Pictures submitted to Wellcome are judged on their “dramatic” and “impactful” qualities and must use a novel technique for capturing the photograph. These images have significance to the scientific world and also help educate the general public. Below are some winning pieces from the Wellcome gallery:
Ever wondered what heart disease might look like from the inside? The picture on the left is a scanning electron micrograph by Sergio Bertazzo shows hardening of heart tissue by clumping of calcium salts (colored orange) called calcification. The blood vessel pictured (green areas) is the aortic valve and eventually calcification can impede the valve and lead to heart problems.

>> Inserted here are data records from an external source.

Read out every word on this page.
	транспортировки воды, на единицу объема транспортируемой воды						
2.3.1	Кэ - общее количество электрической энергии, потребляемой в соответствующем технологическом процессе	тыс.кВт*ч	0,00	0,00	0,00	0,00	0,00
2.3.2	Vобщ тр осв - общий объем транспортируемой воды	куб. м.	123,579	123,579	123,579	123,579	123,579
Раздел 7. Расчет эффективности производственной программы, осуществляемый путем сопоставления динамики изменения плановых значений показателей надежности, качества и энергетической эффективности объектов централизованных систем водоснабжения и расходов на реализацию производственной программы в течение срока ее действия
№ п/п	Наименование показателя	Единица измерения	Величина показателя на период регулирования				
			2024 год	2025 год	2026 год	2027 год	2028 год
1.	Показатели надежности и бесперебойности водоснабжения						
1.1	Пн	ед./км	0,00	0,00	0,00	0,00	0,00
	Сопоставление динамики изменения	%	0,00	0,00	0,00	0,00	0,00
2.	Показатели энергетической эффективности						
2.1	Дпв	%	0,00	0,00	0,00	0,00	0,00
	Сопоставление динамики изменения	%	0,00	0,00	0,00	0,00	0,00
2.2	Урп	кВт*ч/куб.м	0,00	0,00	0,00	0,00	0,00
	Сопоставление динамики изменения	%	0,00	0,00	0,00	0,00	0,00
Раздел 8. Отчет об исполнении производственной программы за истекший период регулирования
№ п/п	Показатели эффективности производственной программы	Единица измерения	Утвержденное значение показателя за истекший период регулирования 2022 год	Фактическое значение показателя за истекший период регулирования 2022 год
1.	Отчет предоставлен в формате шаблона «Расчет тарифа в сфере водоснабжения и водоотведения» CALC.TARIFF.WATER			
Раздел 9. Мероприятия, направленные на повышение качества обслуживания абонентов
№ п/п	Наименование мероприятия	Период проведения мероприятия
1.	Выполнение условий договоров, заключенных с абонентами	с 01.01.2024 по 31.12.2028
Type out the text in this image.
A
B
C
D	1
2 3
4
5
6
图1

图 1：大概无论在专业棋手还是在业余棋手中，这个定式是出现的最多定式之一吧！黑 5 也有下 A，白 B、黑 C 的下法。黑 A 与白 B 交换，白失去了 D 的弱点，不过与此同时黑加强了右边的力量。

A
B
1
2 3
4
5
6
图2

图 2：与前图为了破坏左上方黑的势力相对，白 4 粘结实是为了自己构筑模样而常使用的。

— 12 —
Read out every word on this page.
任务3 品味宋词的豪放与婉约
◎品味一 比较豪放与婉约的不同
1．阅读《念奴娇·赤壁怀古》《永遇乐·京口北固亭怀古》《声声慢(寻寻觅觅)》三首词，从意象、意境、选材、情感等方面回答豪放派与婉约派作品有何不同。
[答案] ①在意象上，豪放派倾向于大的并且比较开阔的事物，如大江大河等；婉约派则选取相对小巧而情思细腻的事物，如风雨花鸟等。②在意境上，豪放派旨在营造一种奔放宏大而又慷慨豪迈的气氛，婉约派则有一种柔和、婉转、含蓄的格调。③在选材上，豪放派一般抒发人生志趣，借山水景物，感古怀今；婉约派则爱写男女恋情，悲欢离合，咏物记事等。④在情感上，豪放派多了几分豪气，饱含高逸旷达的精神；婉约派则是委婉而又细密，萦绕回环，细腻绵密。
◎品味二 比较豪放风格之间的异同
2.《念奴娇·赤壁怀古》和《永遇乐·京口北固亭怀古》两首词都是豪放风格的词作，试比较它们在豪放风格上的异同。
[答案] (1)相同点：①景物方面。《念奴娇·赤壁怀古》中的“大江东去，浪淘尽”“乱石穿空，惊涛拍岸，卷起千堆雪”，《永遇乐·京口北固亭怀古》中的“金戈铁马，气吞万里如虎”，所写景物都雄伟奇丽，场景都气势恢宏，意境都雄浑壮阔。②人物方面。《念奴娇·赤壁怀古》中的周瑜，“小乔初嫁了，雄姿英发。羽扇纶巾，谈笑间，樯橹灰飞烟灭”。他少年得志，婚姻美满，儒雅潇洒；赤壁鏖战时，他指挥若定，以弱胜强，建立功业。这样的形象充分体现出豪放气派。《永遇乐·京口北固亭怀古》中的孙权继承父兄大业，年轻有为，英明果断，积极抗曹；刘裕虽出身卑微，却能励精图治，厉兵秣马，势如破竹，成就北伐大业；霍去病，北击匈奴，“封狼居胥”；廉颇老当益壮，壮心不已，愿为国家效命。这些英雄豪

This image, by Kevin Mackenzie, is a scanning electron micrograph of the photographer’s own kidney stone and is 2 mm in size. Kidney stones form when salts, minerals and chemicals in urine become a solid clump.
Ever had lice in your hair and couldn’t stop itching? This electron micrograph, captured by Kevin Mackenzie, shows a head louse egg (green) attached to a strand of human hair (brown). The image is 1.5 mm in width.
This light micrograph picture by Spike Walker is of vitamin C crystals. The width of the picture is 8 mm. Vitamin C powder dissolved in water was heated until most of the water evaporated. After cooling of this solution, the edge was scratched with a rod to start crystal growth. Polarised light microscopy was used to visualize these crystals.
Pictured to the left is this year’s grand prize winner, taken by Anders Peters, is a Dual energy computed tomography (DECT) of a patient with a mechanical heart pump.